Martian Mathematics is a complete introduction to the patterns, methods, and practical application of mathematics for children ages four and up. It develops number sense and strengthens logic and reasoning in struggling students. It exposes the subtle patterns that are key to fast mental calculations in gifted students. And it improves working memory and focus in all students. It will transform your students into mathemagicians.

Martian Mathematics strives to avoid the uninspiring arithmetic still popular in American public schools today. We also avoid the silly long-way-around techniques associated with common core math. Our system starts with skip counting, but not like you see in a standard first and second grade curriculum. For example, when we skip count in fives, we don’t only cover the usual sequence:  0, 5, 10, 15, 20, etc. Instead, we use something called the five’s conjugate. If you count to six on your fingers and then close your left hand into a fist, then six becomes one. The five’s conjugate of six is one.

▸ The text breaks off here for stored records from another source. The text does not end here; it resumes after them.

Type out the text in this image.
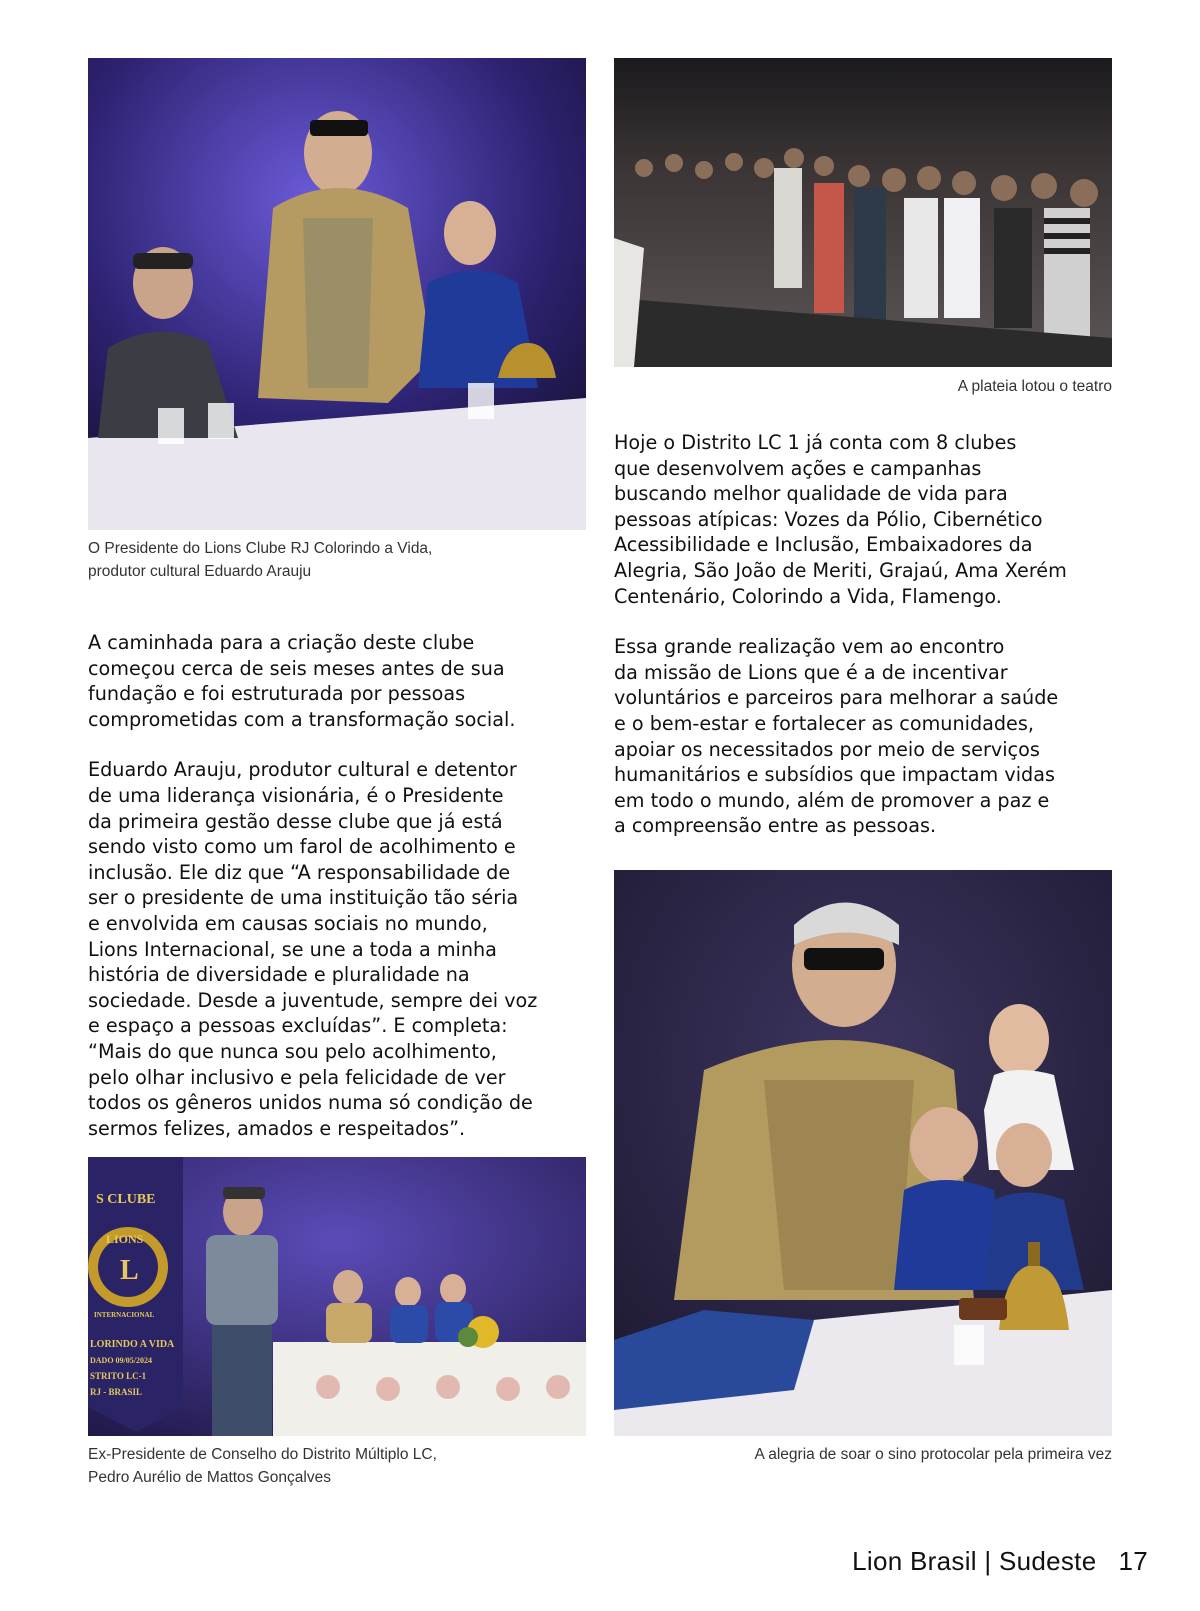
O Presidente do Lions Clube RJ Colorindo a Vida,
produtor cultural Eduardo Arauju
A plateia lotou o teatro

Hoje o Distrito LC 1 já conta com 8 clubes
que desenvolvem ações e campanhas
buscando melhor qualidade de vida para
pessoas atípicas: Vozes da Pólio, Cibernético
Acessibilidade e Inclusão, Embaixadores da
Alegria, São João de Meriti, Grajaú, Ama Xerém
Centenário, Colorindo a Vida, Flamengo.

Essa grande realização vem ao encontro
da missão de Lions que é a de incentivar
voluntários e parceiros para melhorar a saúde
e o bem-estar e fortalecer as comunidades,
apoiar os necessitados por meio de serviços
humanitários e subsídios que impactam vidas
em todo o mundo, além de promover a paz e
a compreensão entre as pessoas.

A caminhada para a criação deste clube
começou cerca de seis meses antes de sua
fundação e foi estruturada por pessoas
comprometidas com a transformação social.

Eduardo Arauju, produtor cultural e detentor
de uma liderança visionária, é o Presidente
da primeira gestão desse clube que já está
sendo visto como um farol de acolhimento e
inclusão. Ele diz que “A responsabilidade de
ser o presidente de uma instituição tão séria
e envolvida em causas sociais no mundo,
Lions Internacional, se une a toda a minha
história de diversidade e pluralidade na
sociedade. Desde a juventude, sempre dei voz
e espaço a pessoas excluídas”. E completa:
“Mais do que nunca sou pelo acolhimento,
pelo olhar inclusivo e pela felicidade de ver
todos os gêneros unidos numa só condição de
sermos felizes, amados e respeitados”.

S CLUBE
LIONS
L
INTERNACIONAL
LORINDO A VIDA
DADO 09/05/2024
STRITO LC-1
RJ - BRASIL
Ex-Presidente de Conselho do Distrito Múltiplo LC,
Pedro Aurélio de Mattos Gonçalves
A alegria de soar o sino protocolar pela primeira vez
Lion Brasil | Sudeste 17
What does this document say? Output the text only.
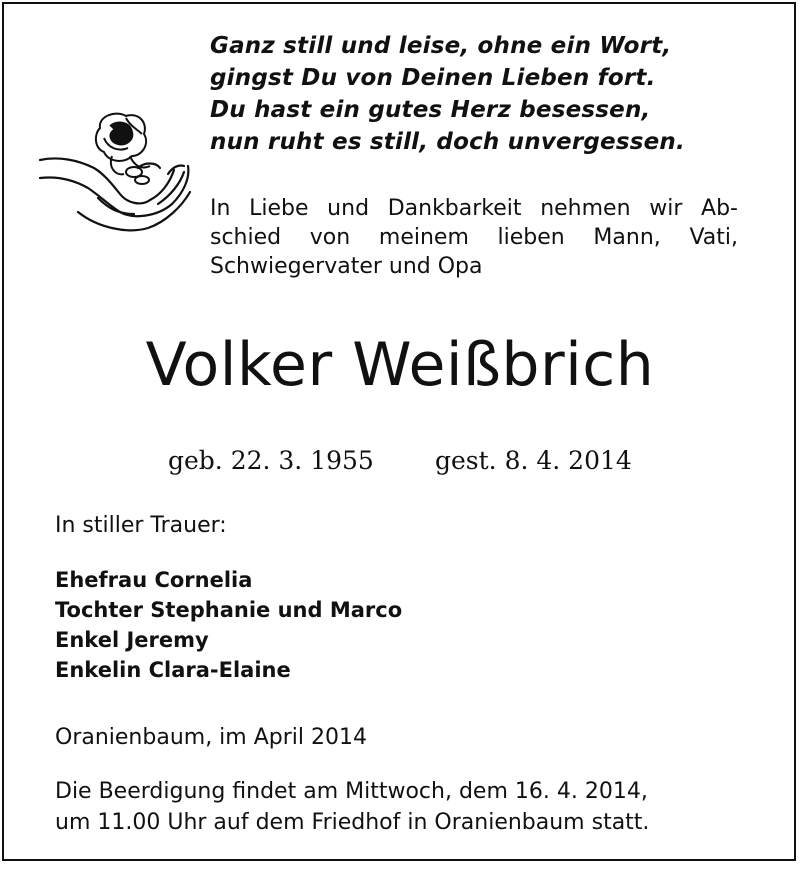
Ganz still und leise, ohne ein Wort,
gingst Du von Deinen Lieben fort.
Du hast ein gutes Herz besessen,
nun ruht es still, doch unvergessen.
In Liebe und Dankbarkeit nehmen wir Ab-
schied von meinem lieben Mann, Vati,
Schwiegervater und Opa
Volker Weißbrich
geb. 22. 3. 1955 gest. 8. 4. 2014
In stiller Trauer:
Ehefrau Cornelia
Tochter Stephanie und Marco
Enkel Jeremy
Enkelin Clara-Elaine
Oranienbaum, im April 2014
Die Beerdigung findet am Mittwoch, dem 16. 4. 2014,
um 11.00 Uhr auf dem Friedhof in Oranienbaum statt.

We can then skip count by fives starting at one or six:
1, 6, 11, 16, 21, 26, etc. Similarly, if you count to seven on your fingers and close your left hand into a fist again, then seven becomes two. The five’s conjugate of seven is two. Skip counting in fives starting at two or seven simply repeats these conjugate pairs: 2, 7, 12, 17, 22, 27, etc. You only have to continue this two more times up to nine, and you can skip count by fives from any number, which means you can also add or subtract five to any number. For example, 1876 + 5 = 1881. Knowing the five’s conjugate of just four numbers allows you to add five to any number. This is one of our signature techniques that you won’t find anywhere else.

But that’s not all we have to offer. There is also the telephone sequence, which allows students to easily add or subtract three and seven from any number, and much more. By the end of Level 1, your students will be able to add and subtract any single-digit number to any number, including four- and five-digit numbers, in their head. Unlike other math courses, we don’t postpone multiplication and division. We start with those in lesson 8, and the skip counting approach lends itself naturally to understanding the rules of divisibility—a topic usually addressed in fourth through sixth grade. By the end of Level 5, students will be ready for algebra and Euclidean geometry. The mathematical skills your students learn here are applicable in all technical fields from physics and engineering to computer science as well as the social sciences and business school.